Some questioned my suggestion that today’s new drivers are worse because they spend their formative years staring at screens in the back seat instead of looking out the window and grasping the grim physics of the real world.
There is no doubt that B.C.’s graduated licensing system for new drivers is more difficult than what my generation faced.
Those vehicle stickers with the “L” (for learner, or as teens prefer “loser”) and “N” (for novice, or in teen-speak “nerd”) have been around since 1998.
The two steps make getting a full driver’s licence a longer, more difficult and expensive process. Statistics provided by ICBC show what new drivers are up against.
First there is the written “knowledge test” to obtain a learner’s permit.
From 2004 to 2008, more than half of applicants failed in their first attempt.
Things improved in subsequent years, with a 46 per cent failure rate in 2009 declining to 42 per cent by 2013.
The first road test is required to go from “L” to “N” and it seems sufficiently harsh.
The failure rate has been consistently around 47 per cent in the past six years.
More practice and another $35 are required to try again.
Students fare better on the second road test, where the failure rate has consistently been 21-22 per cent for the past decade.
ICBC reports that in the first three years of the graduated licence program, the new driver crash rate dropped by 16 per cent.
In 2003 the required learner and novice period were extended, and restrictions on the novice stage were increased.

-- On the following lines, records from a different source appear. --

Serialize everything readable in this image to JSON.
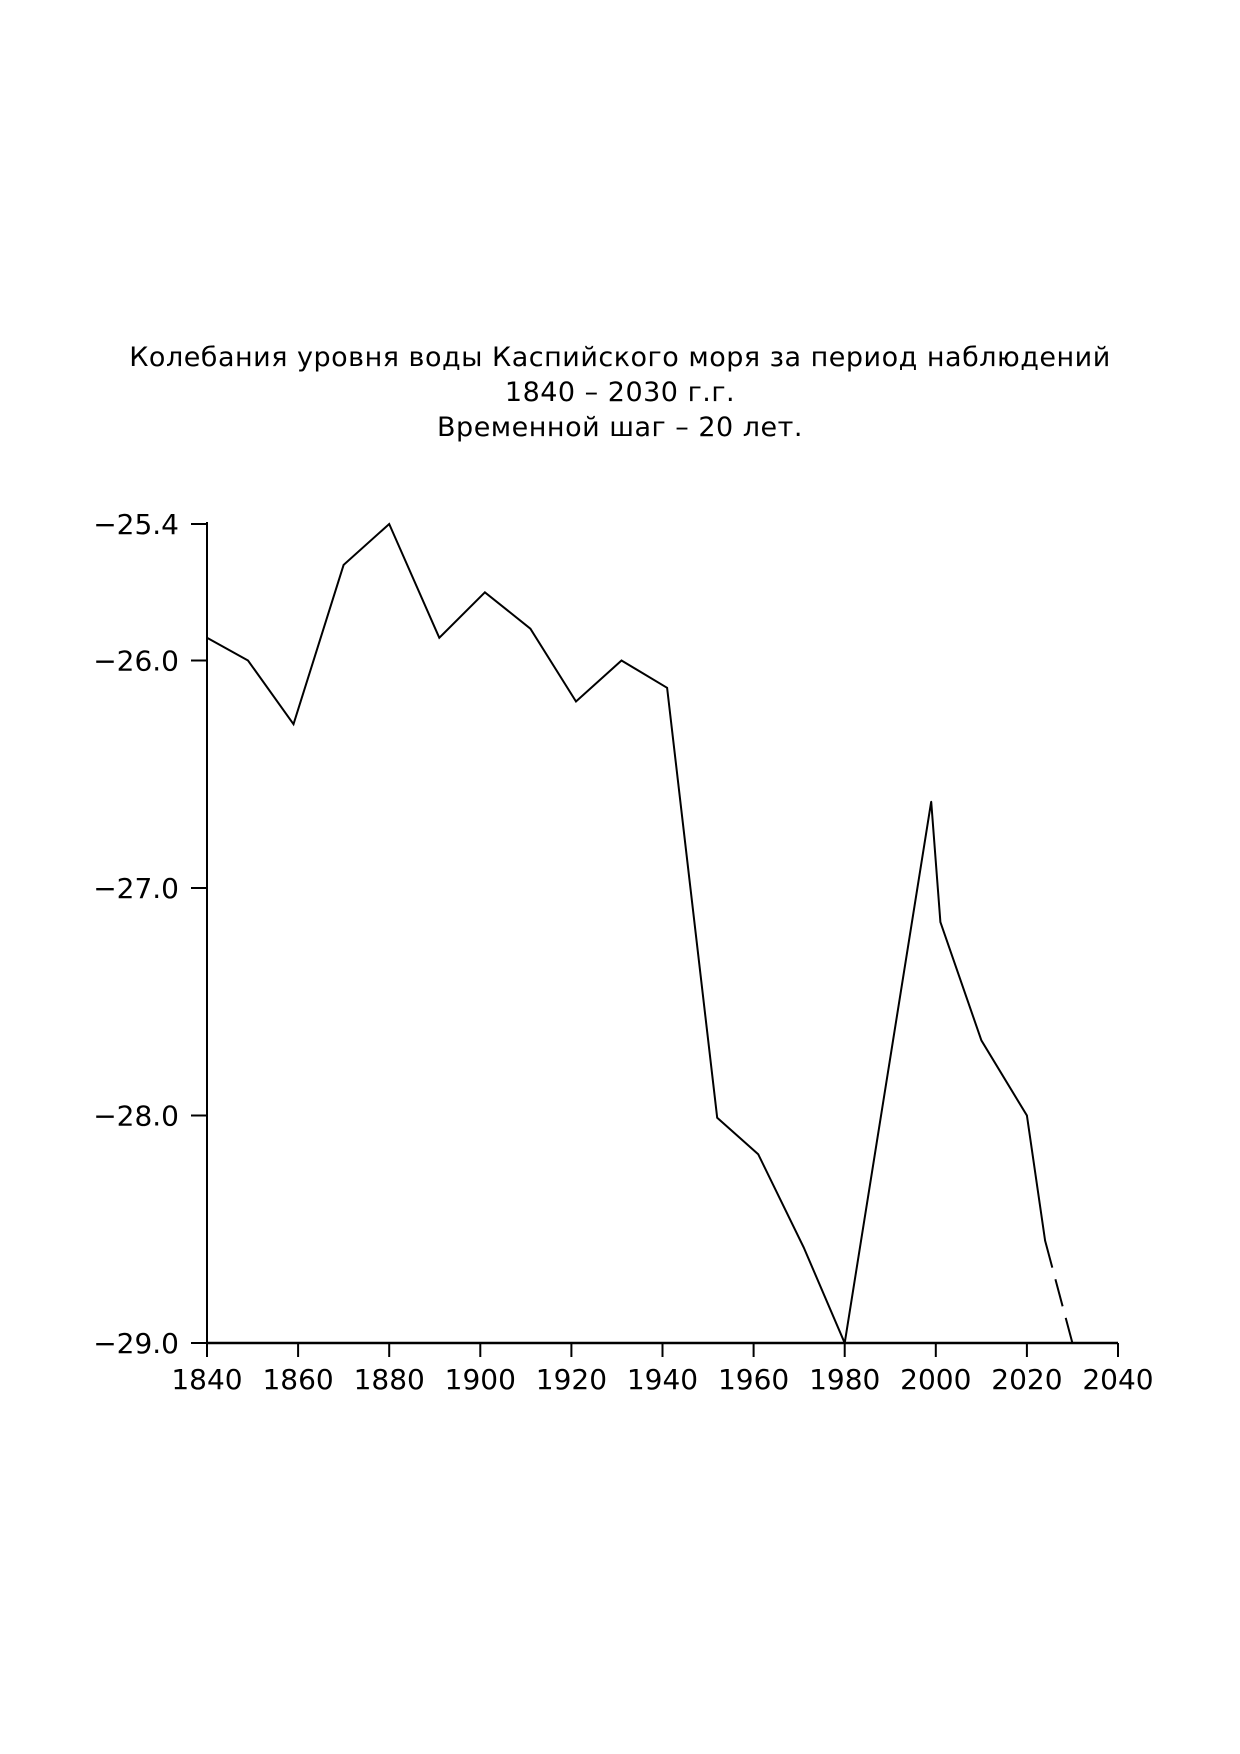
{
  "chart_data": {
    "type": "line",
    "title": "Колебания уровня воды Каспийского моря за период наблюдений",
    "subtitle": "1840 – 2030 г.г.",
    "subtitle2": "Временной шаг – 20 лет.",
    "xlabel": "",
    "ylabel": "",
    "xlim": [
      1840,
      2040
    ],
    "ylim": [
      -29.0,
      -25.4
    ],
    "x_ticks": [
      "1840",
      "1860",
      "1880",
      "1900",
      "1920",
      "1940",
      "1960",
      "1980",
      "2000",
      "2020",
      "2040"
    ],
    "y_ticks": [
      {
        "value": -25.4,
        "label": "−25.4"
      },
      {
        "value": -26.0,
        "label": "−26.0"
      },
      {
        "value": -27.0,
        "label": "−27.0"
      },
      {
        "value": -28.0,
        "label": "−28.0"
      },
      {
        "value": -29.0,
        "label": "−29.0"
      }
    ],
    "grid": false,
    "series": [
      {
        "style": "solid",
        "points": [
          [
            1840,
            -25.9
          ],
          [
            1849,
            -26.0
          ],
          [
            1859,
            -26.28
          ],
          [
            1870,
            -25.58
          ],
          [
            1880,
            -25.4
          ],
          [
            1891,
            -25.9
          ],
          [
            1901,
            -25.7
          ],
          [
            1911,
            -25.86
          ],
          [
            1921,
            -26.18
          ],
          [
            1931,
            -26.0
          ],
          [
            1941,
            -26.12
          ],
          [
            1952,
            -28.01
          ],
          [
            1961,
            -28.17
          ],
          [
            1971,
            -28.58
          ],
          [
            1980,
            -29.0
          ],
          [
            1999,
            -26.62
          ],
          [
            2001,
            -27.15
          ],
          [
            2010,
            -27.67
          ],
          [
            2020,
            -28.0
          ],
          [
            2024,
            -28.55
          ]
        ]
      },
      {
        "style": "dashed",
        "points": [
          [
            2024,
            -28.55
          ],
          [
            2030,
            -29.0
          ]
        ]
      }
    ]
  }
}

New driver crashes fell by another 28 per cent.
Those restrictions include the number of passengers and a “zero tolerance” for alcohol.
Impaired crash and injury statistics aren’t available for drivers in the graduated licence program, only fatalities.
They grew as more new drivers were enrolled in the new system, to a high of 24 in 2007, but that declined to 14 by 2012.
There will always be young people who drive impaired, speed or make other fatal errors. But it’s difficult to argue that today’s system in B.C. is lenient.
A couple of readers were concerned about the effect of higher rural speed limits on older drivers.
One suggested that higher limits on rural highways are a poor mix with vacationing seniors hauling around oversized motorhomes, trailers and boats.
Another cited the coming wave of retired baby boomers and added a likely increase in marijuana-impaired drivers, all emboldened by the invitation to drive faster.
B.C.’s medical health officers issued a letter denouncing the decision by Transportation Minister Todd Stone to raise speed limits.
Provincial Health Officer Dr. Perry Kendall said the research is clear that higher speeds increase the risk and severity of incidents.
Then there is the government’s own position, articulated in a road safety strategy released last year by Attorney General Suzanne Anton.
“Research is conclusive that at higher speeds, more people are killed and injured in the traffic system,” it states. “At lower speeds, fewer are killed and injured as a direct result of the safety buffer that lowered speeds create.”
The strategy notes that new technologies such as adaptive cruise control are becoming available. B.C. is also testing electronic highway speed limit signs that change with weather and traffic conditions.
Next comes self-driving vehicle systems, so drivers will be able to check their phones again.